Star Trek (1966) is, as show creator Gene Roddenberry once said, like “Gulliver’s Travels in space.” Every episode is both a suspenseful action story and a morality tale, set out to simultaneously entertain and provide enriching thought material for the viewer via classical mythological style. Protagonism is centered around altruism, and the characters must make decisions based on those ideals. They exist in a universe free from internal conflict, disease, poverty, or hunger, set out on a galactic mission to discover and communicate with other life forms.

The show’s first draft, titled “Star Trek is…” described the show as such: “A one-hour dramatic television series. The first such concept with strong central lead characters plus other continuing regulars."

The series would feature allegories of contemporary cultural and social issues, making its morality tales that much more cohesive and tangible for audiences. Roddenberry’s world would operate under Roddenberry’s rules, allowing him to make social comments on sex, religion, science, and the ongoing political conflicts of the era. The 1960s were one of the most volatile times in American history, and Roddenberry saw it as an opportunity to provide audiences with something uplifting and optimistic about the future. It had a political agenda, sure, and took a progressive stance beside the emerging counterculture of America’s youth. It was his vision of where he hoped humanity would someday evolve, learning from the mistakes of its past.

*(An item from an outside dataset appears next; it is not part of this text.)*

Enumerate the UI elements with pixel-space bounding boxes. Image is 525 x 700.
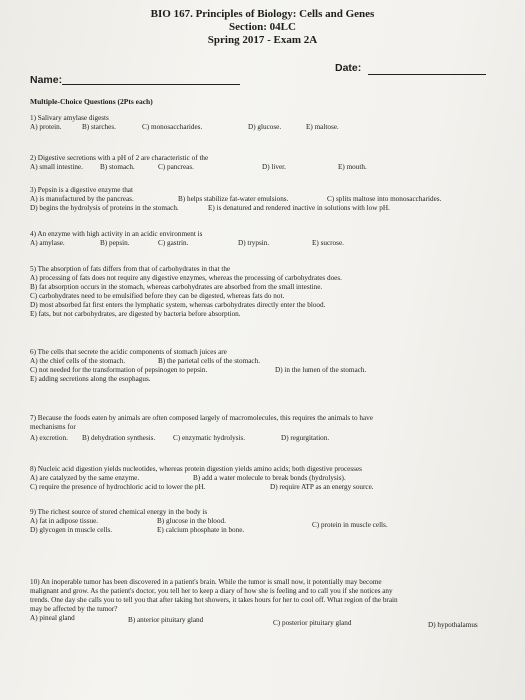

In short, he was hoping to somewhat lead by example: Depict the world operating harmoniously, and perhaps people will believe it is possible.

The Federation was Roddenberry’s space-based stand-in for the United Nations. While they worked to not directly interfere with the natural progression of any species they encountered (Star Trek’s Prime Directive), they mediated situations and tried to spread peace and offered assistance to those they came in contact with.

The series eventually got colloquially dubbed “Wagon Train (1957) to the stars.” Roddenberry utilized many of the characteristics of old westerns when constructing Star Trek’s stories and concept. They used the same paradigm of a constantly continuing journey; a trend that would be continued in all subsequent Star Trek series (with the exception of Deep Space Nine (1993)).